Проснулась от резкого стука в окно. В хату бесцеремонно ввалились полицаи – Павлюченко и Лебедев. Автоматы на изготовке.
– У хате хто? – рявкнул рыжий Лебедев.
Наталья бросилась навстречу, умоляюще зашептала:
– Тихо, тихо, ради Христа! Пожалуйста! Дети ж у меня маленькие. Галечке ещё годика нет. Да старая на печи.
– Чужих няма? – убавил голос полицай, не сводя глаз с Натальи. Уж больно хороша она.
– Какие чужие? Упаси Господи! Самим есть нечего, проверьте: в хате – шаром покати!
Павлюченко стволом карабина откинул занавеску, заглянул на печь. Ефросинья Фёдоровна, слабо соображая спросонья, испуганно вытаращилась на него по-старчески светлыми глазами.
Лебедев, устраиваясь за столом, широко зевнул, обнажая крупные зубы.
– Хозяйка, мы посидим трошачки. Малость продрогли на улице, – и, растянув губы в наглой усмешке, предложил: – Можа, и ты с нами рядышком? Согреешь?
Наталья метнулась к люльке, словно хотела спрятаться, будто ребёнок мог её защитить.
– Погрейтесь, милости просим! Только не разбудите малую, раскричится, так всю хату поднимет, – прошептала, набрасывая на рубаху мужнин пиджак и тщательно застегиваясь на все пуговицы.
Полицаи молча переглянулись. Лебедев хмыкнул, цинично скривив рот. Павлюченко заиграл пальцами по столу.
– С партизанами связь имеешь?
– Что? – Наталья побледнела, опустилась на краешек кровати. – Как подумать могли? Дети же у меня, старуха…
– Новикова к тебе заходила?
«Господи, соврать или правду сказать?» – растерялась, бросилась к печке, вытащила чугун с запаренным бураком.
– Вот, детям гостинец передала из деревни. Голодные же мои…
Лебедев живо приподнялся, заглянул в чугун и, брезгливо отвернув нос, позлорадствовал:
– Мужик ейный, Новиков, с партизанами. Точно знаем. А бабу с дитём вместе взяли. Не будет тебе больше гостинцев! – загоготал громко. – Вечером свели в урочище и – капут!
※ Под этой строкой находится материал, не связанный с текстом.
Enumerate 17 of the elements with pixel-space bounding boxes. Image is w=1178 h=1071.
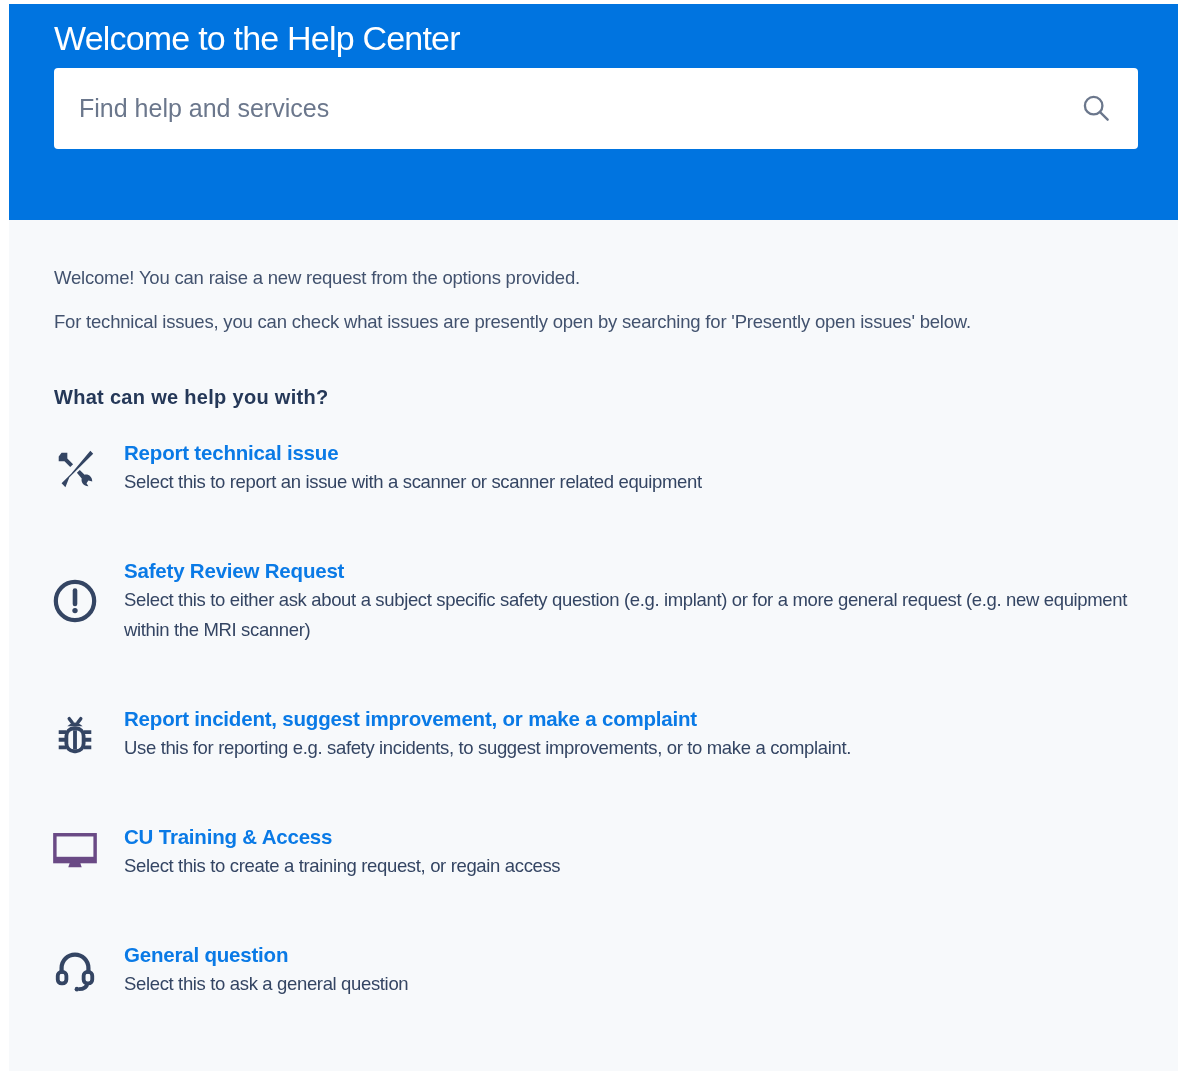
request-type-link[interactable]: Report incident, suggest improvement, or make a complaint <box>124 705 1138 733</box>
page-title: Welcome to the Help Center <box>54 18 461 58</box>
request-type-description: Select this to ask a general question <box>124 972 410 996</box>
request-type-description: Use this for reporting e.g. safety incidents, to suggest improvements, or to make a complaint. <box>124 736 852 760</box>
intro-text: For technical issues, you can check what issues are presently open by searching for 'Presently open issues' below. <box>54 310 972 334</box>
search-icon[interactable] <box>1082 94 1110 122</box>
intro-text: Welcome! You can raise a new request from the options provided. <box>54 266 581 290</box>
request-type-link[interactable]: General question <box>124 941 1138 969</box>
search-field[interactable]: Find help and services <box>54 68 1138 149</box>
request-type-description: Select this to create a training request, or regain access <box>124 854 562 878</box>
request-type-link[interactable]: Report technical issue <box>124 439 1138 467</box>
alert-icon <box>52 578 98 624</box>
request-type-description: Select this to report an issue with a scanner or scanner related equipment <box>124 470 703 494</box>
section-heading: What can we help you with? <box>54 386 330 409</box>
request-type-link[interactable]: CU Training & Access <box>124 823 1138 851</box>
request-type-description: Select this to either ask about a subject specific safety question (e.g. implant) or for a more general request (e.g. new equipment within the MRI scanner) <box>124 588 1129 642</box>
request-type-link[interactable]: Safety Review Request <box>124 557 1138 585</box>
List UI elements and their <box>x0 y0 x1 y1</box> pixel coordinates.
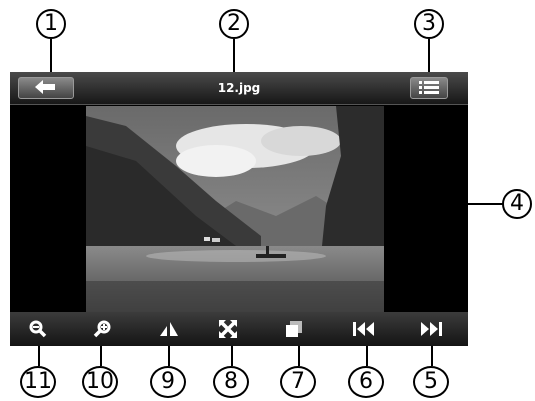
callout-2: 2 <box>219 9 249 39</box>
callout-9: 9 <box>150 366 186 398</box>
top-bar: 12.jpg <box>10 72 468 105</box>
leader-line-10 <box>100 346 102 366</box>
list-icon <box>419 79 439 98</box>
bottom-toolbar <box>10 312 468 346</box>
callout-6: 6 <box>348 366 384 398</box>
next-icon <box>420 321 442 337</box>
zoom-out-icon <box>29 320 47 338</box>
leader-line-6 <box>366 346 368 366</box>
device-screen: 12.jpg <box>10 72 468 346</box>
fullscreen-icon <box>219 320 237 338</box>
photo-viewer[interactable] <box>86 106 384 312</box>
callout-8: 8 <box>213 366 249 398</box>
leader-line-11 <box>38 346 40 366</box>
callout-5: 5 <box>413 366 449 398</box>
leader-line-9 <box>168 346 170 366</box>
menu-button[interactable] <box>410 77 448 99</box>
callout-1: 1 <box>36 9 66 39</box>
rotate-icon <box>158 320 180 338</box>
callout-4: 4 <box>502 189 532 219</box>
slideshow-icon <box>285 320 303 338</box>
zoom-in-button[interactable] <box>82 312 122 346</box>
callout-10: 10 <box>82 366 118 398</box>
previous-icon <box>353 321 375 337</box>
leader-line-8 <box>231 346 233 366</box>
next-button[interactable] <box>411 312 451 346</box>
zoom-in-icon <box>93 320 111 338</box>
callout-11: 11 <box>20 366 56 398</box>
leader-line-7 <box>298 346 300 366</box>
file-title: 12.jpg <box>217 81 261 95</box>
callout-7: 7 <box>280 366 316 398</box>
zoom-out-button[interactable] <box>18 312 58 346</box>
rotate-button[interactable] <box>149 312 189 346</box>
leader-line-5 <box>431 346 433 366</box>
callout-3: 3 <box>414 9 444 39</box>
photo-image <box>86 106 384 312</box>
fullscreen-button[interactable] <box>208 312 248 346</box>
previous-button[interactable] <box>344 312 384 346</box>
slideshow-button[interactable] <box>274 312 314 346</box>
Галинка проснулась, маленькое личико сморщилось, вот-вот заплачет. Наталья подхватила ребёнка на руки, принялась качать-приговаривать. Только бы не заметили полицаи, как переменилась она в лице, как смертно заколотилось сердце, как задрожали ноги.
– Ай, разбудили дядьки девочку, ох, разбудили маленькую, а ей же ещё спатьки-спать, будем деточку качать…
– Севостьянов-то дружком был Новикову, – Павлюченко впился в Наталью глазами.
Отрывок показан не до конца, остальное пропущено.